Red Bank Sign Ordinance Stifling Business Growth?

For businesses, signs not only help attract and direct customers to their location, but also serve to solidify the company’s identity. However, in order to avoid running afoul of local ordinances, companies must be sure to obtain the proper permits and verify that all proposed signage complies with the code. Failing to do so prior to ordering and installing signs can be a costly mistake. 

Amending Red Bank’s Sign Ordinance

In Red Bank, government officials have been working for several years to streamline the municipality’s sign ordinance. The current debate is whether the proposal to amend the code goes far enough.

James Scavone, executive director of Red Bank River Center, has been a vocal critic. River Center, a non-profit organization, manages Red Bank’s Special Improvement District. “We feel the current draft is injurious to business development in Red Bank and I urge [the council] to reconsider its introduction,” Scavone told The Hub.

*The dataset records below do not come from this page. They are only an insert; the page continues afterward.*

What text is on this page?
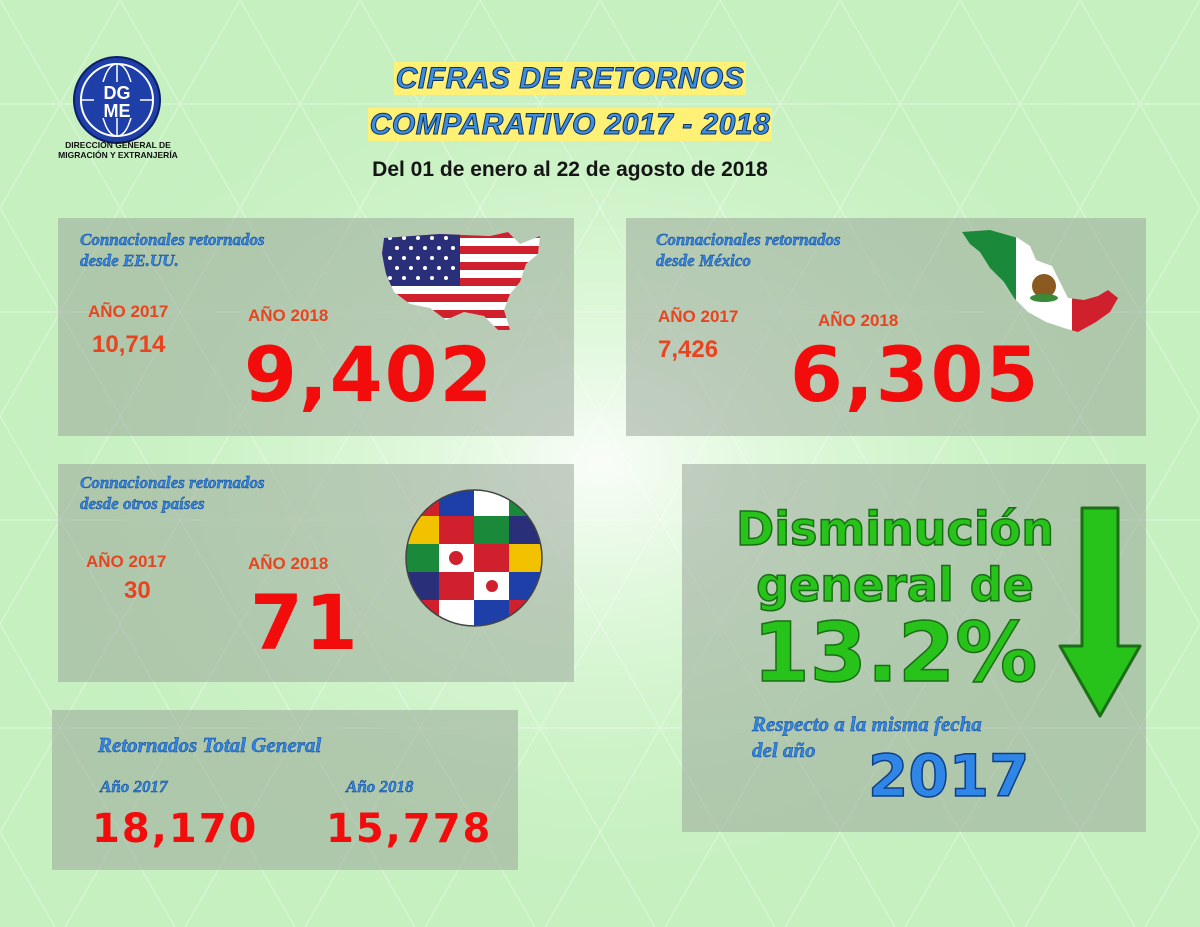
DG
ME
DIRECCIÓN GENERAL DE
MIGRACIÓN Y EXTRANJERÍA
CIFRAS DE RETORNOS
COMPARATIVO 2017 - 2018
Del 01 de enero al 22 de agosto de 2018
Connacionales retornados
desde EE.UU.
AÑO 2017
10,714
AÑO 2018
9,402
Connacionales retornados
desde México
AÑO 2017
7,426
AÑO 2018
6,305
Connacionales retornados
desde otros países
AÑO 2017
30
AÑO 2018
71
Retornados Total General
Año 2017	Año 2018
18,170 15,778
Disminución
general de
13.2%
Respecto a la misma fecha
del año 2017
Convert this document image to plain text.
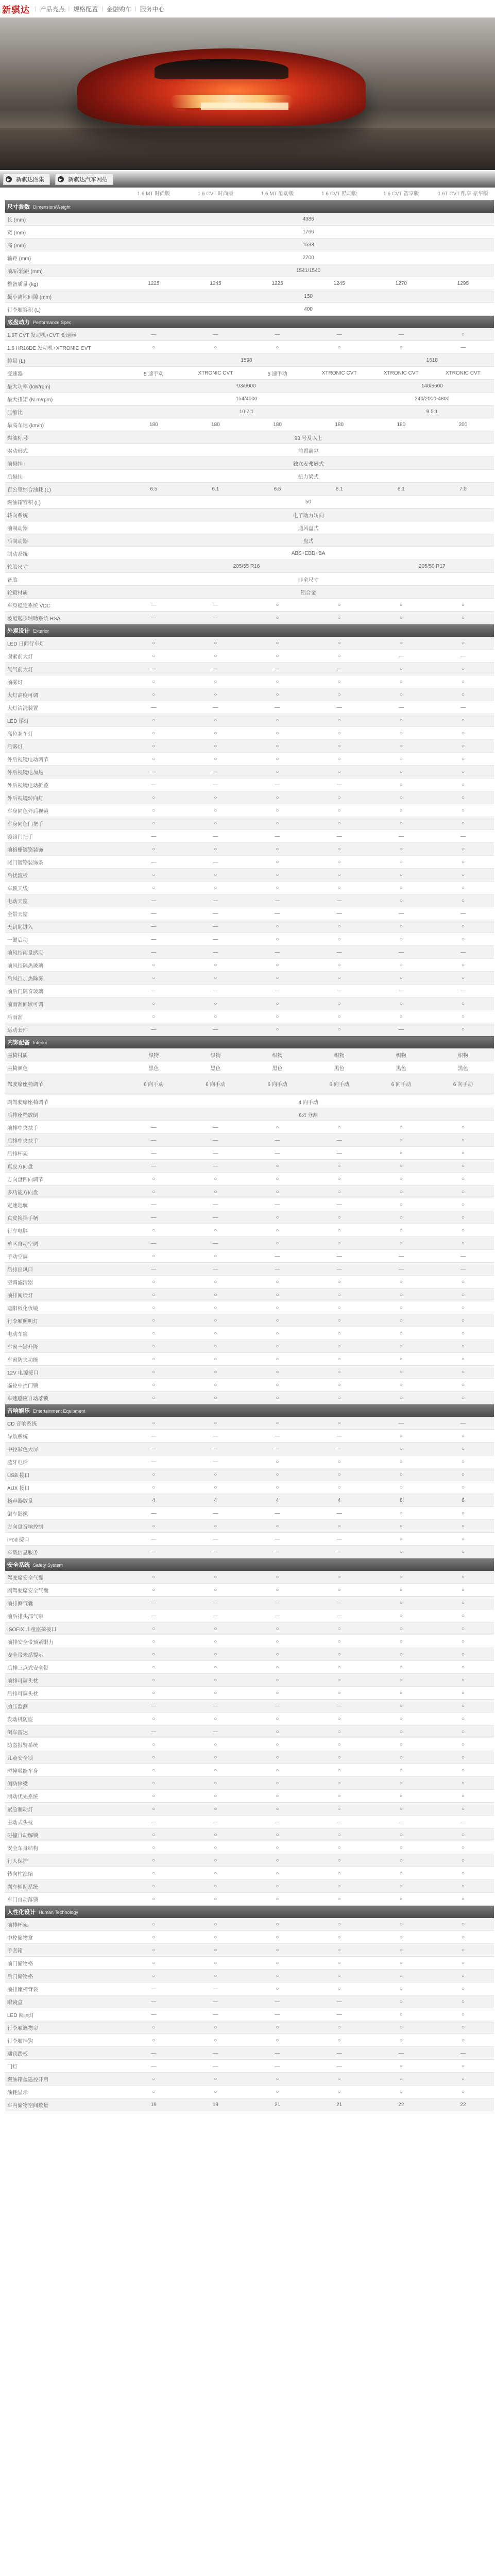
新骐达 | 产品亮点 | 规格配置 | 金融购车 | 服务中心
▶ 新骐达图集	▶ 新骐达汽车网站
	1.6 MT 时尚版	1.6 CVT 时尚版	1.6 MT 酷动版	1.6 CVT 酷动版	1.6 CVT 智享版	1.6T CVT 酷享 豪华版
尺寸参数 Dimension/Weight						
长 (mm)	4386					
宽 (mm)	1766					
高 (mm)	1533					
轴距 (mm)	2700					
前/后轮距 (mm)	1541/1540					
整备质量 (kg)	1225	1245	1225	1245	1270	1295
最小离地间隙 (mm)	150					
行李厢容积 (L)	400					
底盘动力 Performance Spec						
1.6T CVT 发动机+CVT 变速器	—	—	—	—	—	○
1.6 HR16DE 发动机+XTRONIC CVT	○	○	○	○	○	—
排量 (L)	1598				1618	
变速器	5 速手动	XTRONIC CVT	5 速手动	XTRONIC CVT	XTRONIC CVT	XTRONIC CVT
最大功率 (kW/rpm)	93/6000				140/5600	
最大扭矩 (N·m/rpm)	154/4000				240/2000-4800	
压缩比	10.7:1				9.5:1	
最高车速 (km/h)	180	180	180	180	180	200
燃油标号	93 号及以上					
驱动形式	前置前驱					
前悬挂	独立麦弗逊式					
后悬挂	扭力梁式					
百公里综合油耗 (L)	6.5	6.1	6.5	6.1	6.1	7.0
燃油箱容积 (L)	50					
转向系统	电子助力转向					
前制动器	通风盘式					
后制动器	盘式					
制动系统	ABS+EBD+BA					
轮胎尺寸	205/55 R16				205/50 R17	
备胎	非全尺寸					
轮毂材质	铝合金					
车身稳定系统 VDC	—	—	○	○	○	○
坡道起步辅助系统 HSA	—	—	○	○	○	○
外观设计 Exterior						
LED 日间行车灯	○	○	○	○	○	○
卤素前大灯	○	○	○	○	—	—
氙气前大灯	—	—	—	—	○	○
前雾灯	○	○	○	○	○	○
大灯高度可调	○	○	○	○	○	○
大灯清洗装置	—	—	—	—	—	—
LED 尾灯	○	○	○	○	○	○
高位刹车灯	○	○	○	○	○	○
后雾灯	○	○	○	○	○	○
外后视镜电动调节	○	○	○	○	○	○
外后视镜电加热	—	—	○	○	○	○
外后视镜电动折叠	—	—	—	—	○	○
外后视镜转向灯	○	○	○	○	○	○
车身同色外后视镜	○	○	○	○	○	○
车身同色门把手	○	○	○	○	○	○
镀铬门把手	—	—	—	—	—	—
前格栅镀铬装饰	○	○	○	○	○	○
尾门镀铬装饰条	—	—	○	○	○	○
后扰流板	○	○	○	○	○	○
车顶天线	○	○	○	○	○	○
电动天窗	—	—	—	—	○	○
全景天窗	—	—	—	—	—	—
无钥匙进入	—	—	○	○	○	○
一键启动	—	—	○	○	○	○
前风挡雨量感应	—	—	—	—	—	—
前风挡隔热玻璃	○	○	○	○	○	○
后风挡加热除雾	○	○	○	○	○	○
前后门隔音玻璃	—	—	—	—	—	—
前雨刮间歇可调	○	○	○	○	○	○
后雨刮	○	○	○	○	○	○
运动套件	—	—	○	○	—	○
内饰配备 Interior						
座椅材质	织物	织物	织物	织物	织物	织物
座椅颜色	黑色	黑色	黑色	黑色	黑色	黑色
驾驶席座椅调节	6 向手动	6 向手动	6 向手动	6 向手动	6 向手动	6 向手动
副驾驶席座椅调节	4 向手动					
后排座椅放倒	6:4 分割					
前排中央扶手	—	—	○	○	○	○
后排中央扶手	—	—	—	—	○	○
后排杯架	—	—	—	—	○	○
真皮方向盘	—	—	○	○	○	○
方向盘四向调节	○	○	○	○	○	○
多功能方向盘	○	○	○	○	○	○
定速巡航	—	—	—	—	○	○
真皮换挡手柄	—	—	○	○	○	○
行车电脑	○	○	○	○	○	○
单区自动空调	—	—	○	○	○	○
手动空调	○	○	—	—	—	—
后排出风口	—	—	—	—	—	—
空调滤清器	○	○	○	○	○	○
前排阅读灯	○	○	○	○	○	○
遮阳板化妆镜	○	○	○	○	○	○
行李厢照明灯	○	○	○	○	○	○
电动车窗	○	○	○	○	○	○
车窗一键升降	○	○	○	○	○	○
车窗防夹功能	○	○	○	○	○	○
12V 电源接口	○	○	○	○	○	○
遥控中控门锁	○	○	○	○	○	○
车速感应自动落锁	○	○	○	○	○	○
音响娱乐 Entertainment Equipment						
CD 音响系统	○	○	○	○	—	—
导航系统	—	—	—	—	○	○
中控彩色大屏	—	—	—	—	○	○
蓝牙电话	—	—	○	○	○	○
USB 接口	○	○	○	○	○	○
AUX 接口	○	○	○	○	○	○
扬声器数量	4	4	4	4	6	6
倒车影像	—	—	—	—	○	○
方向盘音响控制	○	○	○	○	○	○
iPod 接口	—	—	—	—	○	○
车载信息服务	—	—	—	—	○	○
安全系统 Safety System						
驾驶席安全气囊	○	○	○	○	○	○
副驾驶席安全气囊	○	○	○	○	○	○
前排侧气囊	—	—	—	—	○	○
前后排头部气帘	—	—	—	—	○	○
ISOFIX 儿童座椅接口	○	○	○	○	○	○
前排安全带预紧限力	○	○	○	○	○	○
安全带未系提示	○	○	○	○	○	○
后排三点式安全带	○	○	○	○	○	○
前排可调头枕	○	○	○	○	○	○
后排可调头枕	○	○	○	○	○	○
胎压监测	—	—	—	—	○	○
发动机防盗	○	○	○	○	○	○
倒车雷达	—	—	○	○	○	○
防盗报警系统	○	○	○	○	○	○
儿童安全锁	○	○	○	○	○	○
碰撞吸能车身	○	○	○	○	○	○
侧防撞梁	○	○	○	○	○	○
制动优先系统	○	○	○	○	○	○
紧急制动灯	○	○	○	○	○	○
主动式头枕	—	—	—	—	—	—
碰撞自动解锁	○	○	○	○	○	○
安全车身结构	○	○	○	○	○	○
行人保护	○	○	○	○	○	○
转向柱溃缩	○	○	○	○	○	○
刹车辅助系统	○	○	○	○	○	○
车门自动落锁	○	○	○	○	○	○
人性化设计 Human Technology						
前排杯架	○	○	○	○	○	○
中控储物盒	○	○	○	○	○	○
手套箱	○	○	○	○	○	○
前门储物格	○	○	○	○	○	○
后门储物格	○	○	○	○	○	○
前排座椅背袋	—	—	○	○	○	○
眼镜盒	—	—	—	—	○	○
LED 阅读灯	—	—	—	—	○	○
行李厢遮物帘	○	○	○	○	○	○
行李厢挂钩	○	○	○	○	○	○
迎宾踏板	—	—	—	—	—	—
门灯	—	—	—	—	○	○
燃油箱盖遥控开启	○	○	○	○	○	○
油耗显示	○	○	○	○	○	○
车内储物空间数量	19	19	21	21	22	22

According to Scavone, the scaled-down version of the sign ordinance is still too burdensome on businesses and could hinder development. He notes that the sign code is still 14 pages long, which is twice the length of the sign regulations in towns like Princeton, Montclair and Cape May.

The proposed ordinance is scheduled for a public hearing on March 23, 2016. We will be closely following its progress and will post updates as they become available.